Faces in the Crowd
trans. Christina MacSweeney
Granta, paperback, 148 pages,
‘The boy asks:
What’s your book about, Mama?
It’s a ghost story.
Is it frightening?
No, but it’s a bit sad.
Why? Because the ghosts are dead?
No, they’re not dead.
Then they’re not very ghostly.
No, they’re not ghosts.’
The debut novel by Valeria Luiselli, lecturer at Universidad del Claustro de Sor Juana in Mexico City, Faces in the Crowd is a book about ghosts. Her writing has already gained her attention as an emerging voice in the Latin American literary scene. Originally published in Spanish as in 2011, Faces in the Crowd has now found its way into English thanks to Granta Books, alongside her essay collection Papeles Falsos (Fake Papers), rebranded as Sidewalks.
A nameless narrator spends her evenings writing a novel. A mother of two, she recalls her early life working for a publishing house in New York, the books she worked on, her friends and the city itself. In New York she becomes fascinated by an obscure Mexican poet, Gilberto Owen, who lived in New York during the great depression, and her interest in his writing soon leading to obsession.
As she writes of her youth her husband grows inquisitive, questioning past lovers with a sense of jealously. So she turns to writing a second book, one told through the eyes of Owen. As she recounts Owen’s later years following his failed marriage and disintegrating health, she becomes ever more distant from her family (none have names, all are defined by roles; husband, boy, baby) – soon causing the line between the present day and the novel to merge into each other.

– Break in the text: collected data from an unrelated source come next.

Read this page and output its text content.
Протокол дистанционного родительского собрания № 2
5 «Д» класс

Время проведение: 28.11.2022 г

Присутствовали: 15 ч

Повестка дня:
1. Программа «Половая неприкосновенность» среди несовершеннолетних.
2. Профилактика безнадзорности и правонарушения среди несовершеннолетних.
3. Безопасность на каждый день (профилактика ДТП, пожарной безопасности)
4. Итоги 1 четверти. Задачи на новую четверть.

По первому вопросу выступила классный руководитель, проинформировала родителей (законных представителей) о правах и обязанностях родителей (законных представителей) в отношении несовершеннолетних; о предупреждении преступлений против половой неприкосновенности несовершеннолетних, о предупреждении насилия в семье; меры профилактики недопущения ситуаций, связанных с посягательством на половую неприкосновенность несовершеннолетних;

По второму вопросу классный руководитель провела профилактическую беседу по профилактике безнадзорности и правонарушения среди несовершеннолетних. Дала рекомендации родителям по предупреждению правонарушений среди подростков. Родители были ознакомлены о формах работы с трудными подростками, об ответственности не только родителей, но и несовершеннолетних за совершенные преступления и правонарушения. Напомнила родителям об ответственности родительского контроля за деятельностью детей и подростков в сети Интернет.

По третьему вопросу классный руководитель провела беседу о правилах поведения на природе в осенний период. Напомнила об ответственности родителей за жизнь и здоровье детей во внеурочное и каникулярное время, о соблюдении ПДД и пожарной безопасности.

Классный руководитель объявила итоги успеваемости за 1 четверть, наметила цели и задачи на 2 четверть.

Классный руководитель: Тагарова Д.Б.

Throughout, the narrator reflects on the ghosts of those who have disappeared, and plays out a theory that during our lives we die many times. Characters see the faces of loved ones in inanimate objects and in the faces of strangers on the New York Subway system, transfixed by these visions of the past just as Ezra Pound, whose classic Imagist poem ‘In a Station of the Metro’, to which the translated title cleverly alludes, may have thought he had caught a glimpse of a dead friend amongst the urban chaos of the Paris metro. Even the narrator’s own son speaks of ghosts in their family home and makes assumptions about their identity.
Indeed, such assumptions of cultural belonging mark Luiselli’s characters. The narrator and Owen are regularly referred to by their Latin American and more specifically, Mexican heritage. Similarly even minor characters such as an Ecuadorian Policeman are defined by their roots rather than by their role.
Faces in the Crowd is also necessarily a novel of outsider culture, those Latino cultural markers having repercussions in the New York publishing world. Luiselli takes opportune moments, before the lives of the narrator and Owen blend into themselves, to use the novel as a platform to criticize the standing of Latin American fiction within New York’s literary clique. The narrator works within a small publishing house where she translates ‘foreign gems’ that will never be bought. The chief editor known simply as ‘White’ discards any works that are not comparable to Roberto Bolaño; at one point he even has the audacity to ask if there is not simply any letters by or interviews with Bolaño that they could publish instead.
In just 148 pages Faces in the Crowd works through a complex and self-aware exploration of form and ideas, rather than being overly plot-driven. Unashamedly meta-fictional, Luiselli writes in pacey, short, often abrupt bursts to replicate the life of the narrator, who informs the reader from the outset that she writes around the lives of her family ‘A silent novel, so as not to wake the children.’ It is these restrictive bursts that give a much-needed framework to the narrative and prevent the novel from simply becoming a tedious experiment in form. As a chapter-less work the precision within these bursts defines segregation within the tense, granting the freedom to dart between the past and the present at will, and where necessary situate the focus of the novel, be it the family life of the narrator, her past, or the life of Owen.
In line with the meta-fictional context, the reader’s attention is repeatedly drawn into the novel’s structural workings as it describes its own form as ‘A horizontal novel, told vertically. A novel which has to be told from the outside to be read from within’. Paralleling its statacco pace, such formal inventiveness prevents the plot from becoming just another crass novel on ‘the life of the artist.’ As the segregation between the narrator and Owen diminishes, the weight of emphasis between the present day and the novel shifts, slowly erasing the narrator from the narrative, as she becomes another ghost.